Now that we have our debts organized, we need to look at ways to both reduce the cost of credit in the short term, and how your credit and debt behaviors can impact the cost of credit or debt in the long term. First for the short term – this primarily has to do with reducing the cost of interest paid. For credit cards, this would mean increasing your monthly payments, thus reducing your credit card debt, or in a best case scenario, not carrying a balance at all. In fact, for the vast majority of credit cards, if you never carry a balance, paying the credit card bill in full every month, you’ll never pay any interest!

For the long term, reducing the cost of credit generally has to do with improving your credit score. Your FICO credit scores include 5 factors, your payment history – whether or not you’ve been paying on time, your credit utilization – how much of your open credit (like the credit limits on your credit card) you’re currently using, your length of credit history, your mix of credit and loan accounts, and your new credit – how many new accounts you’ve opened or applied for in the recent past. By ensuring you’re not missing payments, not using a high percentage of your credit limit, establishing and maintaining credit, and not opening up too many accounts at the same time, you can help to build credit and become eligible for better rates in the future!

Example

Here is the debt example for Carlos from the last lesson. To improve his short-term cost of credit, he doubled his payment on his MasterVisa credit card (from $100 to $200), and put an extra $100 towards his car loan. By doing this, he reduced total interest payment from $1580 to $1402, resulting in almost $200 less in interest! To improve his credit score, he plans to spend less on his credit card, resulting in a lower debt utilization on his credit card. Lastly, having missed payments on his personal loan, he plans to get back on track with paying that loan, and catching up on missed payments, which will also help with improving his credit score!

Assignment

Use your own personal financial debt and credit situation.

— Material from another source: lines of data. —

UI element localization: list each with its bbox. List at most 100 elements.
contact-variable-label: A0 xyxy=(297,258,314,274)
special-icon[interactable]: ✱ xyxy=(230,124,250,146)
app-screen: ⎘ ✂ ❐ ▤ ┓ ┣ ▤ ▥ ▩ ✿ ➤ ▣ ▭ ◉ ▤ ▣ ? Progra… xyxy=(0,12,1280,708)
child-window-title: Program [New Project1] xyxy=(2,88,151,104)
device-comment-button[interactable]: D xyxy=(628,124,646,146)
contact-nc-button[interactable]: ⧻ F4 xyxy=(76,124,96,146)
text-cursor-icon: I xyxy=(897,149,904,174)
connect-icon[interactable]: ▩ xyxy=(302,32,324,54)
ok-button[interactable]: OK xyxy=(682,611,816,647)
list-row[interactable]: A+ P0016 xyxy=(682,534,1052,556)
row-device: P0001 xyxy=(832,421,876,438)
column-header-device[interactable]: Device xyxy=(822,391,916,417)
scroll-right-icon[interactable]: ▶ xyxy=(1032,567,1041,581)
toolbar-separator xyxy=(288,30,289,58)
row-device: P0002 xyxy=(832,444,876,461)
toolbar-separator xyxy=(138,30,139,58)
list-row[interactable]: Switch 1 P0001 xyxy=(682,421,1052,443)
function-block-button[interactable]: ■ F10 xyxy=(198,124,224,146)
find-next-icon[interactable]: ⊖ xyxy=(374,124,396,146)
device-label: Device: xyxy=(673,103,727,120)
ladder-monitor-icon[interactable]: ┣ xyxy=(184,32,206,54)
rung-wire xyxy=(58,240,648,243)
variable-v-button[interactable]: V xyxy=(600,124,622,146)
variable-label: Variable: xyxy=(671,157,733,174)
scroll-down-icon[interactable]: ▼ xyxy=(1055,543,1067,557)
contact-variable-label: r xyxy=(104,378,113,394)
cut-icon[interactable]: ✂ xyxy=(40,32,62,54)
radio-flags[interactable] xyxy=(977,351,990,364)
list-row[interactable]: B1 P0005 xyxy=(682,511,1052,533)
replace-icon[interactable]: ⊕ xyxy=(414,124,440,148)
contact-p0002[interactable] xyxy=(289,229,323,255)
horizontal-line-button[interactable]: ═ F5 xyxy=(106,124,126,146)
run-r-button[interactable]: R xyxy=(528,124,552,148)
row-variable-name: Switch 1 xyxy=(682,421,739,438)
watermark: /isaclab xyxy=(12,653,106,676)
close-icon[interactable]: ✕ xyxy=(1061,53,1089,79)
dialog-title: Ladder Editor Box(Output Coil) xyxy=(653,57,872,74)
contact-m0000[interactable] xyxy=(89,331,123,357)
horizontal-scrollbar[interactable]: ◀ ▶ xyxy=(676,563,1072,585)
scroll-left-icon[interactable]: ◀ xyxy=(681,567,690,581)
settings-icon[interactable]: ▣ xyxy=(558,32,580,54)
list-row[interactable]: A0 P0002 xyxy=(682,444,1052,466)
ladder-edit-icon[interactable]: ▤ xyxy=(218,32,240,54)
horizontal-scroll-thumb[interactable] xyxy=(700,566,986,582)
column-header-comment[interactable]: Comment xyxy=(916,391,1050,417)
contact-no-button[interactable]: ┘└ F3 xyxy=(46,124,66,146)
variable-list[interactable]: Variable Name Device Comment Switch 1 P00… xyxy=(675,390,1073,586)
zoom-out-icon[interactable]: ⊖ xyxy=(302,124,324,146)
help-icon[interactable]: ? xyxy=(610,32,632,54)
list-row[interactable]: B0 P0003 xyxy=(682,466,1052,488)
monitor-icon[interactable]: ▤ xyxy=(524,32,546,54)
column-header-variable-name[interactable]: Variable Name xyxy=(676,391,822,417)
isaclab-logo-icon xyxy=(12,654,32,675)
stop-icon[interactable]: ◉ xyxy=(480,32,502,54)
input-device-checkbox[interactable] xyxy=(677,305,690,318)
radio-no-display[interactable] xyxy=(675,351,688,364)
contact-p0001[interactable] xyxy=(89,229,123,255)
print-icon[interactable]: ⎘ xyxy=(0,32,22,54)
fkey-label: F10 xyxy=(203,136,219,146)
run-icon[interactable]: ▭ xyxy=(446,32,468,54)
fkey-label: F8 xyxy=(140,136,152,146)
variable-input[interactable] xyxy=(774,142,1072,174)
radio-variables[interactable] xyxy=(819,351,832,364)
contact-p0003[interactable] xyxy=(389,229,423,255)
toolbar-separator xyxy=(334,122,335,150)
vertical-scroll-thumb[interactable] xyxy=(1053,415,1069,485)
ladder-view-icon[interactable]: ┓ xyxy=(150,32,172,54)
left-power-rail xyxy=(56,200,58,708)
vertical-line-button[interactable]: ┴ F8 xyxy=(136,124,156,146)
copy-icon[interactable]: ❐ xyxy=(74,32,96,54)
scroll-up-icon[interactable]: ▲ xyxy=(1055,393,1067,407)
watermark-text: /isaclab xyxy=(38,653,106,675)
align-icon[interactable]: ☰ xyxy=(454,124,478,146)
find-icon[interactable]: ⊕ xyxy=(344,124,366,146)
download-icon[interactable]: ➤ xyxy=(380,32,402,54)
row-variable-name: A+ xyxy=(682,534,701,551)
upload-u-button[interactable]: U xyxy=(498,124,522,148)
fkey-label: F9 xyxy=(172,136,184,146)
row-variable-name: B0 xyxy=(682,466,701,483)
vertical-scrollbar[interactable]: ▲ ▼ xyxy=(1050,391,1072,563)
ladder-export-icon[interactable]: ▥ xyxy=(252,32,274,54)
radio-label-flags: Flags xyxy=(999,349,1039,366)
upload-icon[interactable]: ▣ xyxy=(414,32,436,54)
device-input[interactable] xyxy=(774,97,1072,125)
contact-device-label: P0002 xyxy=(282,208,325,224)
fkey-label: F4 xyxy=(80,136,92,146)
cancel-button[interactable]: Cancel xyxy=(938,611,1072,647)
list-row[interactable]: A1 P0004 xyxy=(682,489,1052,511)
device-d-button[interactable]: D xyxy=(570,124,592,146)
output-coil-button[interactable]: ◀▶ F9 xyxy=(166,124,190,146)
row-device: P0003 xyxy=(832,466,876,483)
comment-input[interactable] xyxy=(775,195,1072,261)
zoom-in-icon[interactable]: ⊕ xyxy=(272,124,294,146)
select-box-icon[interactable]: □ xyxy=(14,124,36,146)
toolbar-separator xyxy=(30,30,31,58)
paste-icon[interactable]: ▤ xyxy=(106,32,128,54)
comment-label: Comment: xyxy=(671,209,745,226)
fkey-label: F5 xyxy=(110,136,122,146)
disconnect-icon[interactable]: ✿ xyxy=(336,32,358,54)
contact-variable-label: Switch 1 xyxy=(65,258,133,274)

Identify at least one realistic strategy that reduces the cost of credit in the short term (reduce immediate cost of credit), and one strategy that reduces the cost of credit in the long term (improve credit score for better future rates).

Note: For this assignment, we would like you to use www.powerpay.org and to take screenshot, paste the screenshots into a Word document, and email the results. This link will provide you with instructions to creating screenshots. If you need any guidance with pasting images into a Word document, contact your course facilitator. The Word document should also include a written explanation of both your short-term and long-term strategy/strategies. Your course facilitator will provide feedback via email.